What Fine-Tuning Cannot Fix

Knowing when not to fine-tune is as useful as knowing how.

Fine-tuning will not fix a bad prompt. If the base model is confused about what you want because the instructions are ambiguous, adding training examples on top of ambiguous inputs trains the model to be confidently wrong in a specific way. Fix the prompt first.

Fine-tuning will not give a small model capabilities it does not have. A 7B model fine-tuned on reasoning examples does not become a 70B model. The training encodes behavior patterns; it does not change the underlying capacity for multi-step reasoning or long-context understanding. If the base model cannot handle your task even with perfect prompting, fine-tuning will not save it.

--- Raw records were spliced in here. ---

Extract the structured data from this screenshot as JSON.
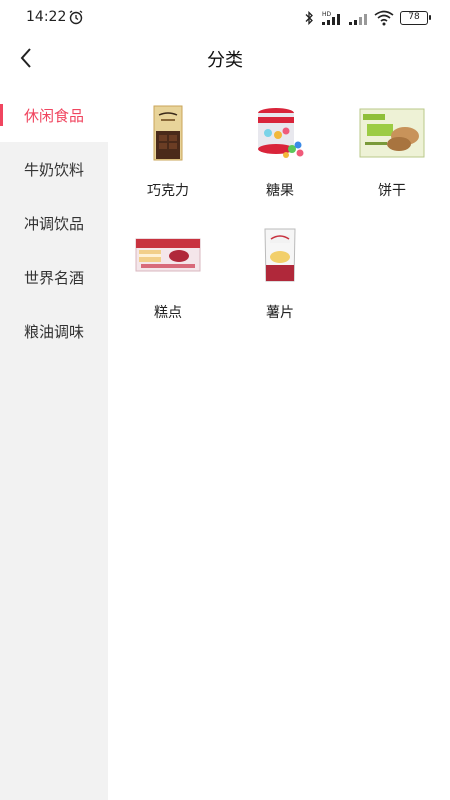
{
  "status": {
    "time": "14:22",
    "network_badge": "HD",
    "battery": "78"
  },
  "header": {
    "title": "分类"
  },
  "sidebar": {
    "items": [
      {
        "label": "休闲食品",
        "active": true
      },
      {
        "label": "牛奶饮料",
        "active": false
      },
      {
        "label": "冲调饮品",
        "active": false
      },
      {
        "label": "世界名酒",
        "active": false
      },
      {
        "label": "粮油调味",
        "active": false
      }
    ]
  },
  "categories": [
    {
      "label": "巧克力",
      "icon": "chocolate-image"
    },
    {
      "label": "糖果",
      "icon": "candy-jar-image"
    },
    {
      "label": "饼干",
      "icon": "biscuit-box-image"
    },
    {
      "label": "糕点",
      "icon": "cake-pack-image"
    },
    {
      "label": "薯片",
      "icon": "chips-bag-image"
    }
  ],
  "colors": {
    "accent": "#f0455f",
    "sidebar_bg": "#f2f2f2"
  }
}
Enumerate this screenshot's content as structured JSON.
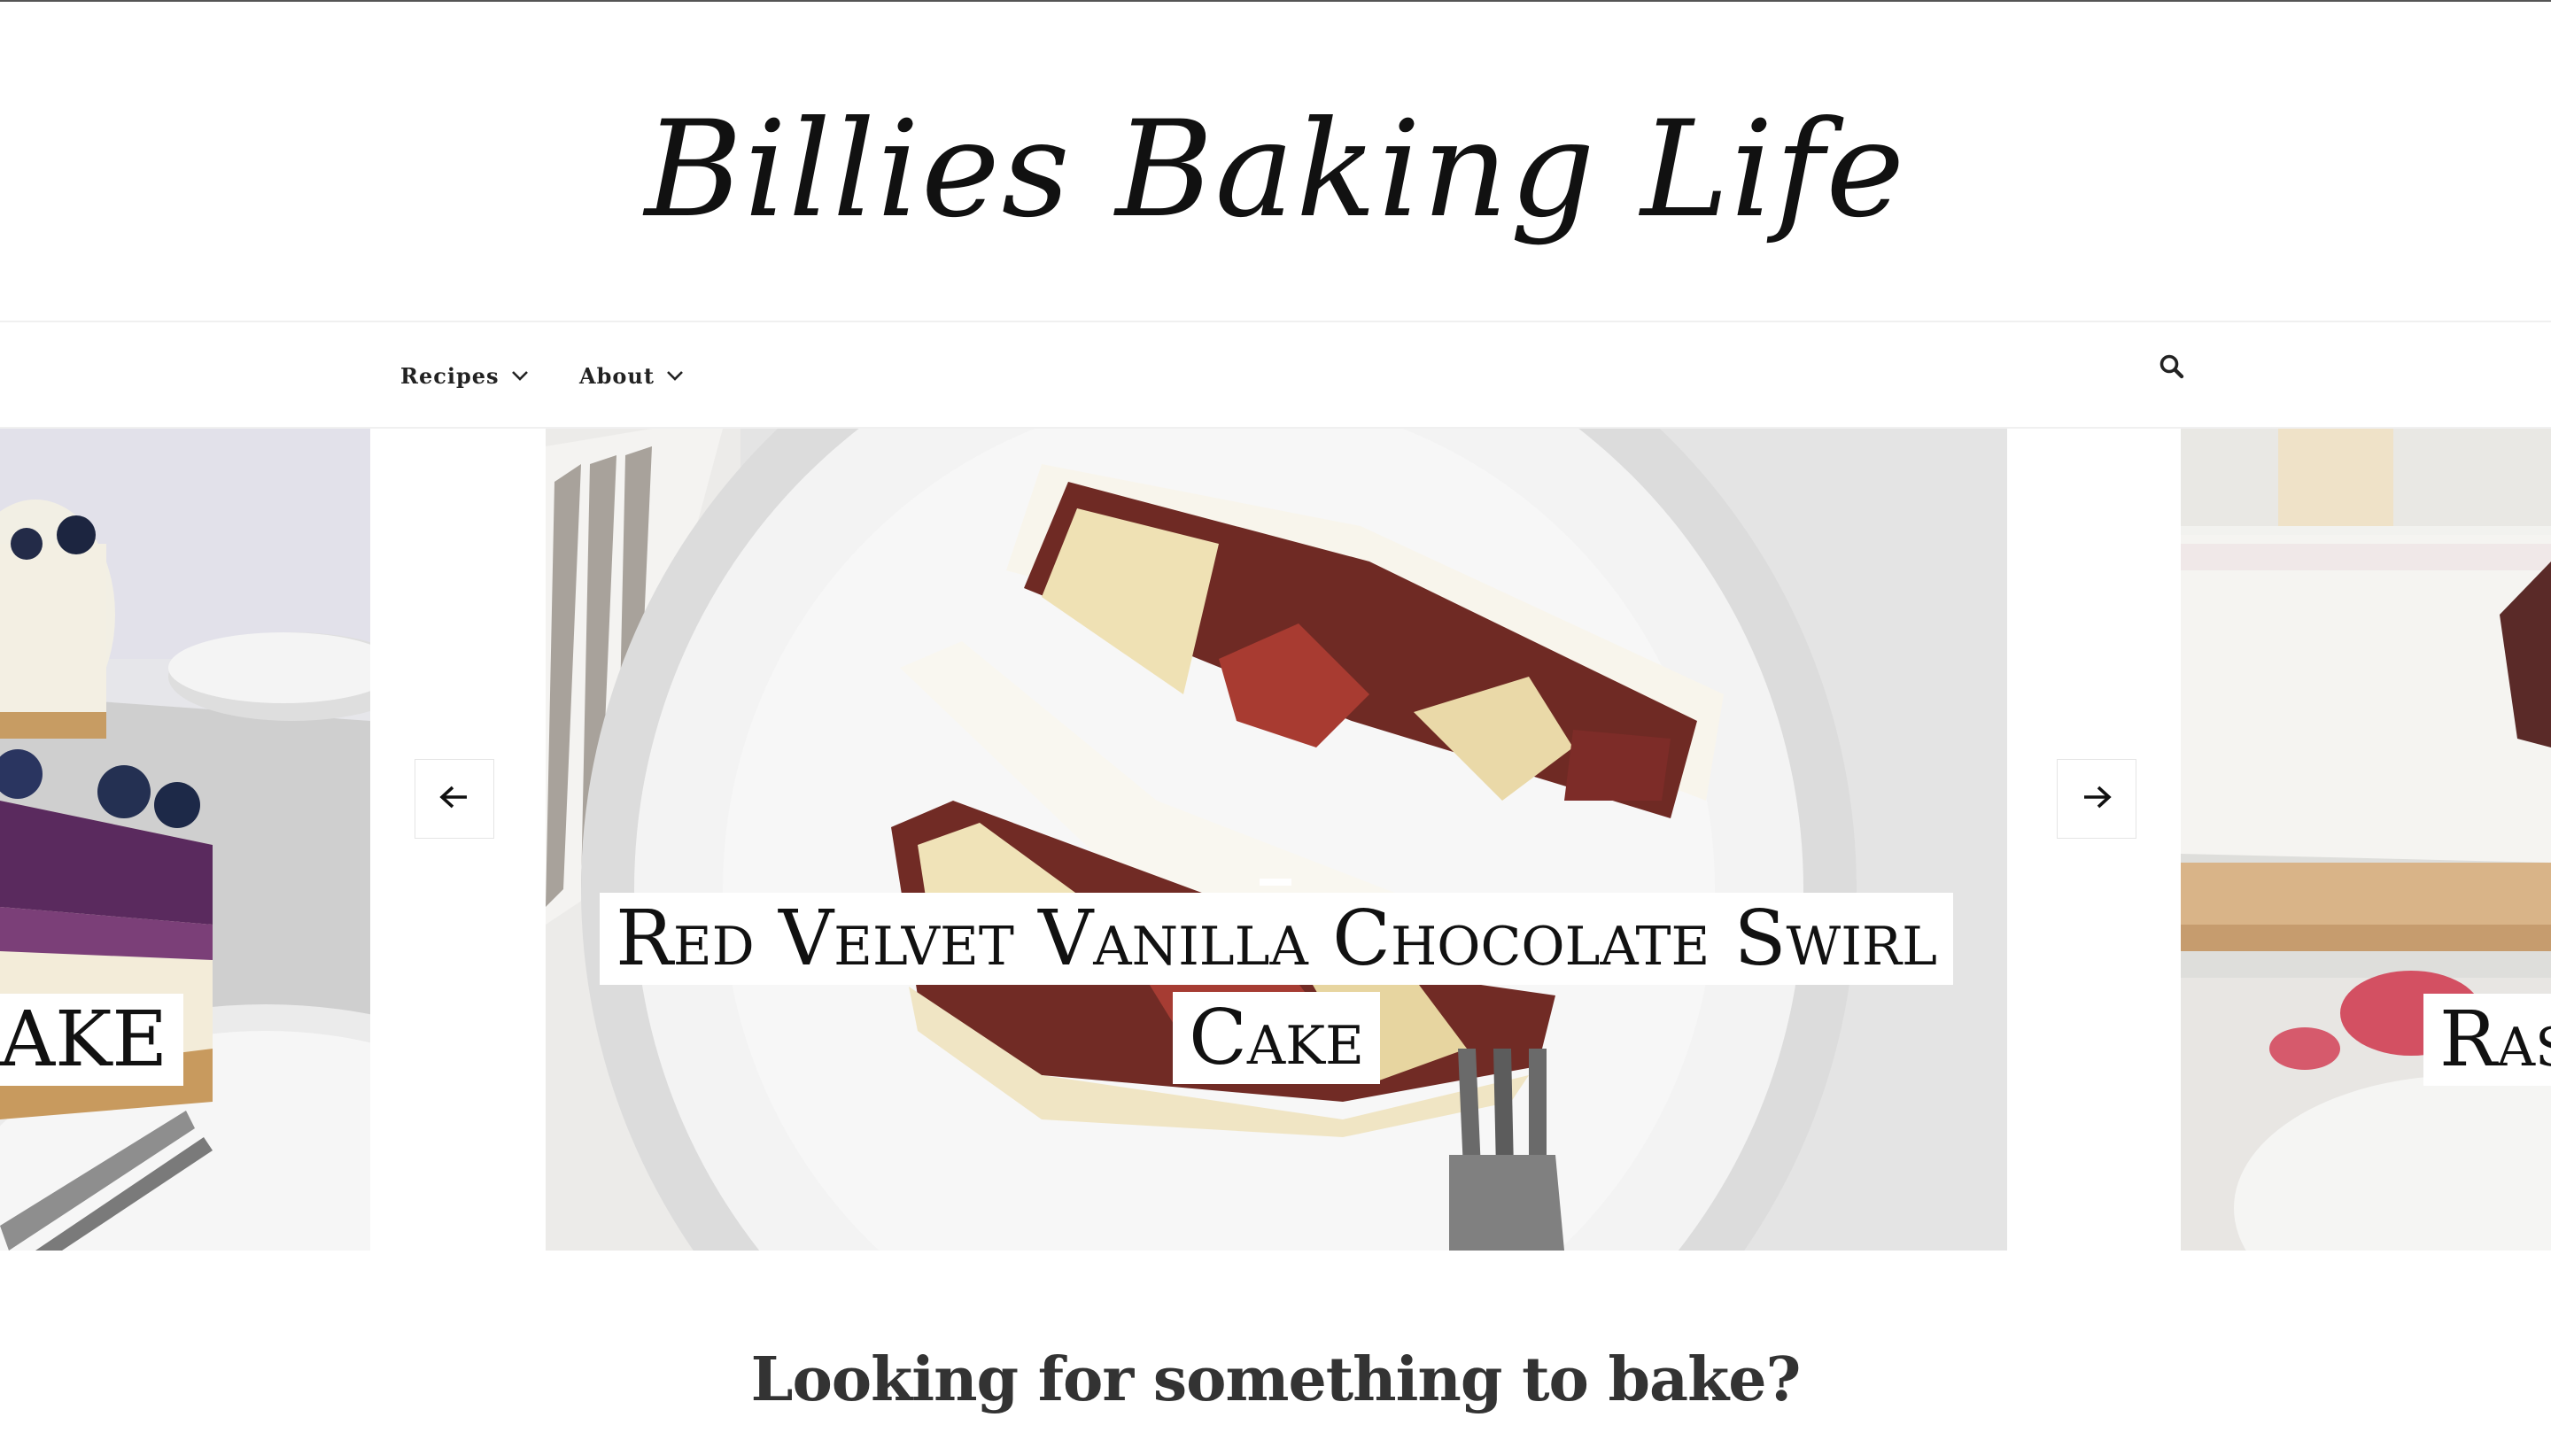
{
  "header": {
    "logo_text": "Billies Baking Life"
  },
  "nav": {
    "items": [
      {
        "label": "Recipes",
        "icon": "chevron-down-icon"
      },
      {
        "label": "About",
        "icon": "chevron-down-icon"
      }
    ],
    "search_icon": "search-icon"
  },
  "slider": {
    "prev_icon": "arrow-left-icon",
    "next_icon": "arrow-right-icon",
    "slides": [
      {
        "title_visible": "AKE",
        "image": "blueberry cheesecake slice with fork"
      },
      {
        "title_line_1": "Red Velvet Vanilla Chocolate Swirl",
        "title_line_2": "Cake",
        "image": "marbled red velvet cake slice on white plate with fork"
      },
      {
        "title_visible": "Ras",
        "image": "raspberry dessert on wooden board"
      }
    ]
  },
  "section": {
    "heading": "Looking for something to bake?"
  }
}
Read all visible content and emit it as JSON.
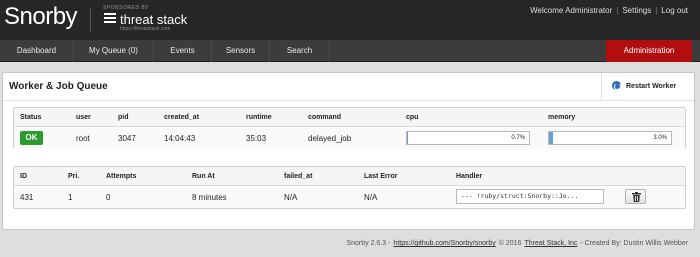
{
  "header": {
    "logo": "Snorby",
    "sponsor_label": "SPONSORED BY",
    "sponsor_name": "threat stack",
    "sponsor_url": "https://threatstack.com",
    "user_nav": {
      "welcome": "Welcome Administrator",
      "separator": "|",
      "settings": "Settings",
      "logout": "Log out"
    }
  },
  "nav": {
    "items": [
      "Dashboard",
      "My Queue (0)",
      "Events",
      "Sensors",
      "Search"
    ],
    "admin": "Administration",
    "admin_color": "#b10f0f"
  },
  "panel": {
    "title": "Worker & Job Queue",
    "restart_label": "Restart Worker",
    "restart_icon": "refresh-icon"
  },
  "worker_table": {
    "headers": [
      "Status",
      "user",
      "pid",
      "created_at",
      "runtime",
      "command",
      "cpu",
      "memory"
    ],
    "row": {
      "status": "OK",
      "user": "root",
      "pid": "3047",
      "created_at": "14:04:43",
      "runtime": "35:03",
      "command": "delayed_job",
      "cpu": "0.7%",
      "cpu_value": 0.7,
      "memory": "3.0%",
      "memory_value": 3.0
    }
  },
  "job_table": {
    "headers": [
      "ID",
      "Pri.",
      "Attempts",
      "Run At",
      "failed_at",
      "Last Error",
      "Handler"
    ],
    "row": {
      "id": "431",
      "priority": "1",
      "attempts": "0",
      "run_at": "8 minutes",
      "failed_at": "N/A",
      "last_error": "N/A",
      "handler": "--- !ruby/struct:Snorby::Jo...",
      "delete_icon": "trash-icon"
    }
  },
  "footer": {
    "version": "Snorby 2.6.3 -",
    "repo_link": "https://github.com/Snorby/snorby",
    "copyright": "© 2016",
    "company": "Threat Stack, Inc",
    "credit": "- Created By: Dustin Willis Webber"
  }
}
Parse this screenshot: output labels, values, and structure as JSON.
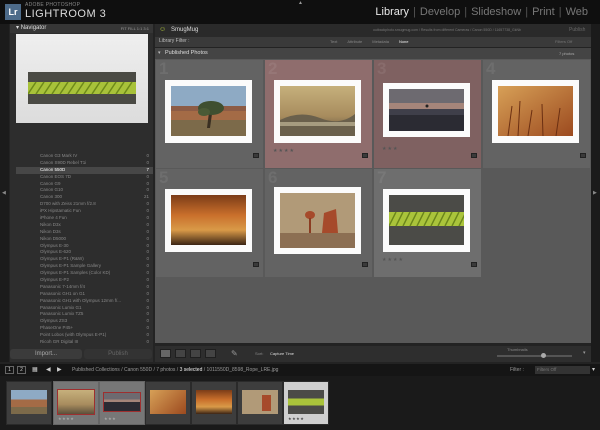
{
  "app": {
    "brand_small": "ADOBE PHOTOSHOP",
    "brand_big": "LIGHTROOM 3",
    "logo": "Lr"
  },
  "modules": [
    "Library",
    "Develop",
    "Slideshow",
    "Print",
    "Web"
  ],
  "active_module": "Library",
  "navigator": {
    "title": "Navigator",
    "zoom": "FIT   FILL   1:1   3:1"
  },
  "collections": [
    {
      "name": "Canon G3 Mark IV",
      "count": "0"
    },
    {
      "name": "Canon S90D Rebel T1i",
      "count": "0"
    },
    {
      "name": "Canon 550D",
      "count": "7",
      "selected": true
    },
    {
      "name": "Canon EOS 7D",
      "count": "0"
    },
    {
      "name": "Canon G9",
      "count": "0"
    },
    {
      "name": "Canon G10",
      "count": "0"
    },
    {
      "name": "Canon 300",
      "count": "21"
    },
    {
      "name": "D700 with Zeiss 21mm f/2.8",
      "count": "0"
    },
    {
      "name": "iPX Hipstamatic Fun",
      "count": "0"
    },
    {
      "name": "iPhone 4 Fun",
      "count": "0"
    },
    {
      "name": "Nikon D3x",
      "count": "0"
    },
    {
      "name": "Nikon D3s",
      "count": "0"
    },
    {
      "name": "Nikon D5000",
      "count": "0"
    },
    {
      "name": "Olympus E-30",
      "count": "0"
    },
    {
      "name": "Olympus E-620",
      "count": "0"
    },
    {
      "name": "Olympus E-P1 (R&W)",
      "count": "0"
    },
    {
      "name": "Olympus E-P1 Sample Gallery",
      "count": "0"
    },
    {
      "name": "Olympus E-P1 Samples (Color KD)",
      "count": "0"
    },
    {
      "name": "Olympus E-P2",
      "count": "0"
    },
    {
      "name": "Panasonic 7-14mm f/4",
      "count": "0"
    },
    {
      "name": "Panasonic GH1 on G1",
      "count": "0"
    },
    {
      "name": "Panasonic GH1 with Olympus 12mm f/...",
      "count": "0"
    },
    {
      "name": "Panasonic Lumix G1",
      "count": "0"
    },
    {
      "name": "Panasonic Lumix TZ5",
      "count": "0"
    },
    {
      "name": "Olympus ZS3",
      "count": "0"
    },
    {
      "name": "PhaseOne P45+",
      "count": "0"
    },
    {
      "name": "Point Lobos (with Olympus E-P1)",
      "count": "0"
    },
    {
      "name": "Ricoh GR Digital III",
      "count": "0"
    }
  ],
  "buttons": {
    "import": "Import...",
    "publish": "Publish"
  },
  "header": {
    "title": "SmugMug",
    "path": "outbackphoto.smugmug.com / Results from different Cameras / Canon 550D / 11657738_GkNb",
    "publish": "Publish"
  },
  "filter_bar": {
    "title": "Library Filter :",
    "options": [
      "Text",
      "Attribute",
      "Metadata",
      "None"
    ],
    "active": "None",
    "filters_off": "Filters Off"
  },
  "published": {
    "title": "Published Photos",
    "count": "7 photos"
  },
  "photos": [
    {
      "num": "1",
      "state": "normal",
      "stars": "",
      "scene": "desert-tree"
    },
    {
      "num": "2",
      "state": "selected",
      "stars": "★★★★",
      "scene": "fog-hills"
    },
    {
      "num": "3",
      "state": "selected-dim",
      "stars": "★★★",
      "scene": "dark-lake"
    },
    {
      "num": "4",
      "state": "normal",
      "stars": "",
      "scene": "orange-grass"
    },
    {
      "num": "5",
      "state": "normal",
      "stars": "",
      "scene": "orange-sky"
    },
    {
      "num": "6",
      "state": "normal",
      "stars": "",
      "scene": "balanced-rock"
    },
    {
      "num": "7",
      "state": "active",
      "stars": "★★★★",
      "scene": "rope"
    }
  ],
  "toolbar": {
    "sort_label": "Sort:",
    "sort_value": "Capture Time",
    "thumbnails_label": "Thumbnails"
  },
  "filmstrip_bar": {
    "pages": [
      "1",
      "2"
    ],
    "path_prefix": "Published Collections / Canon 550D / 7 photos /",
    "path_selected": "3 selected",
    "path_file": "/ 1011550D_8598_Rope_LRE.jpg",
    "filter_label": "Filter :",
    "filter_value": "Filters Off"
  },
  "colors": {
    "accent": "#b5cc3a",
    "selection": "#8f6d6d",
    "background": "#232323"
  }
}
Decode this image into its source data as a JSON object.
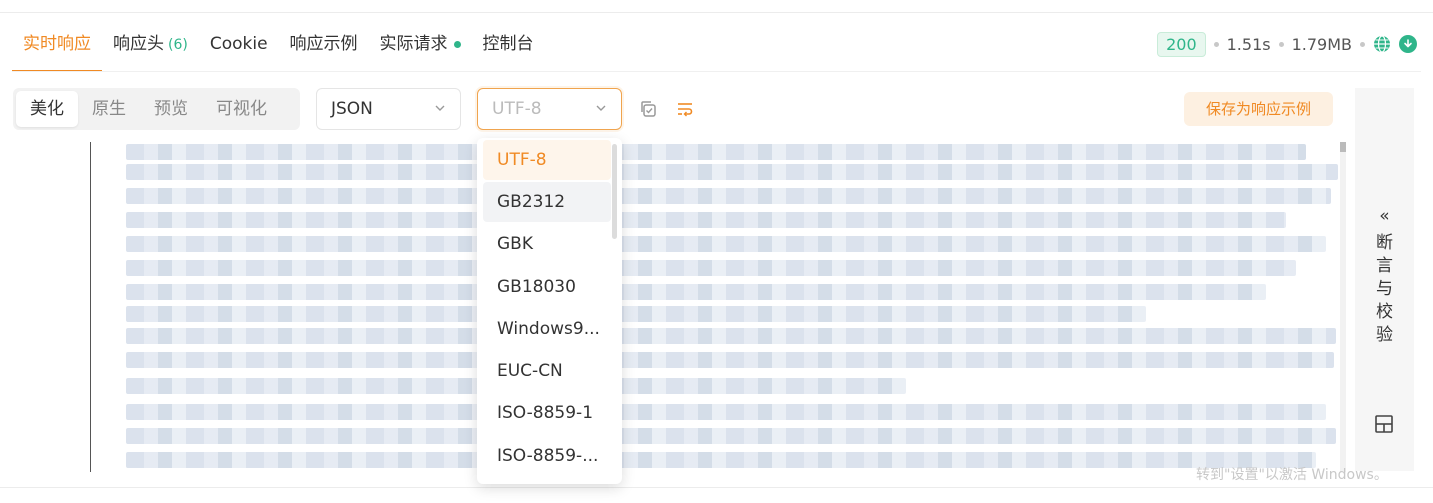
{
  "tabs": [
    {
      "label": "实时响应",
      "active": true
    },
    {
      "label": "响应头",
      "count": "(6)"
    },
    {
      "label": "Cookie"
    },
    {
      "label": "响应示例"
    },
    {
      "label": "实际请求",
      "dot": true
    },
    {
      "label": "控制台"
    }
  ],
  "status": {
    "code": "200",
    "time": "1.51s",
    "size": "1.79MB"
  },
  "view_modes": [
    "美化",
    "原生",
    "预览",
    "可视化"
  ],
  "format_select": "JSON",
  "encoding_select": {
    "placeholder": "UTF-8",
    "options": [
      "UTF-8",
      "GB2312",
      "GBK",
      "GB18030",
      "Windows9...",
      "EUC-CN",
      "ISO-8859-1",
      "ISO-8859-..."
    ]
  },
  "save_as_example": "保存为响应示例",
  "side_panel": {
    "assert_chars": [
      "断",
      "言",
      "与",
      "校",
      "验"
    ],
    "chevron": "«"
  },
  "os_watermark": "转到\"设置\"以激活 Windows。",
  "colors": {
    "accent": "#f08a24",
    "success": "#2fb58a"
  }
}
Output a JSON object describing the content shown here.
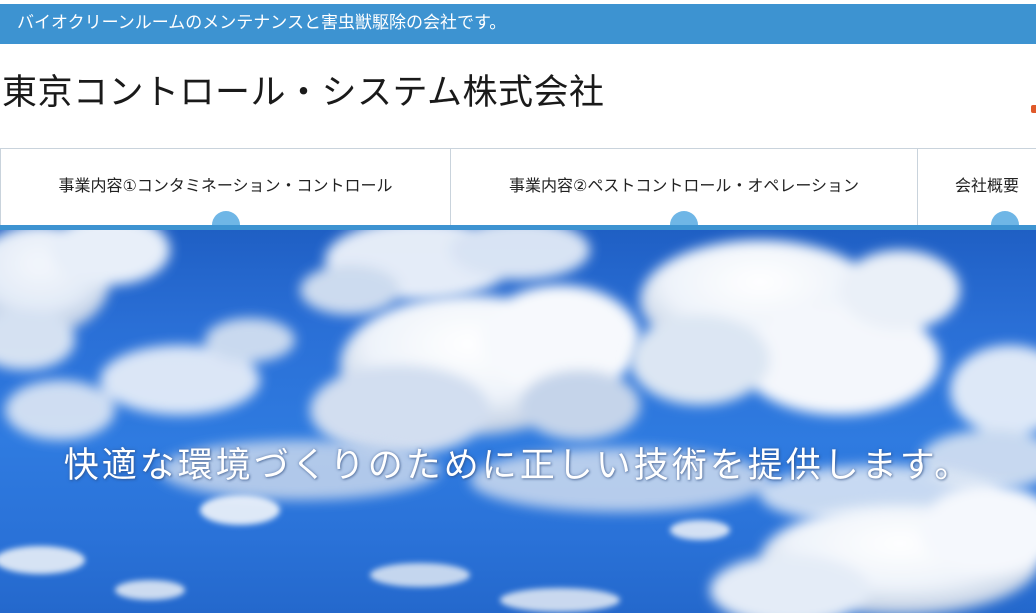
{
  "tagline": "バイオクリーンルームのメンテナンスと害虫獣駆除の会社です。",
  "site_title": "東京コントロール・システム株式会社",
  "nav": {
    "items": [
      {
        "label": "事業内容①コンタミネーション・コントロール"
      },
      {
        "label": "事業内容②ペストコントロール・オペレーション"
      },
      {
        "label": "会社概要"
      }
    ]
  },
  "hero": {
    "headline": "快適な環境づくりのために正しい技術を提供します。",
    "image": "blue-sky-with-clouds"
  },
  "colors": {
    "accent": "#3d93d1",
    "tab_marker": "#6fb6e6",
    "sky": "#2a6fd6"
  }
}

Fine-tuning will not solve a data quality problem. The model learns from what you show it. Bad labels, inconsistent examples, data that does not represent real production inputs: all of these produce a fine-tuned model that behaves badly in production in specific, hard-to-debug ways.

The first thing I do when someone tells me their fine-tuned model is underperforming is ask to see the training data. Nine times out of ten, the problem is there.

Start With the Evaluation

The advice that would have saved me the most time: before you touch training infrastructure, build the evaluation set.

Define what “better” means for your use case. Collect 150 examples of inputs with ground truth outputs. Write the evaluation logic to score a model’s output against each example. Then run the base model against your eval set.

If the base model scores above 85% on your eval, your problem is probably solvable with prompt engineering. If it scores 50-70%, you likely have a behavior problem that fine-tuning can fix. If it scores below 40%, check whether the problem is in the task definition or the data before you assume more training is the answer.

Fine-tuning is a tool for a specific job. It is not a general performance booster, a shortcut around good data, or a way to get a 7B model to reason like a 70B. Used correctly, on the right problem, with good training data and a solid evaluation set, it is one of the most useful tools in the LLM development toolkit.

Build the eval first. Train second. You will know exactly what you got.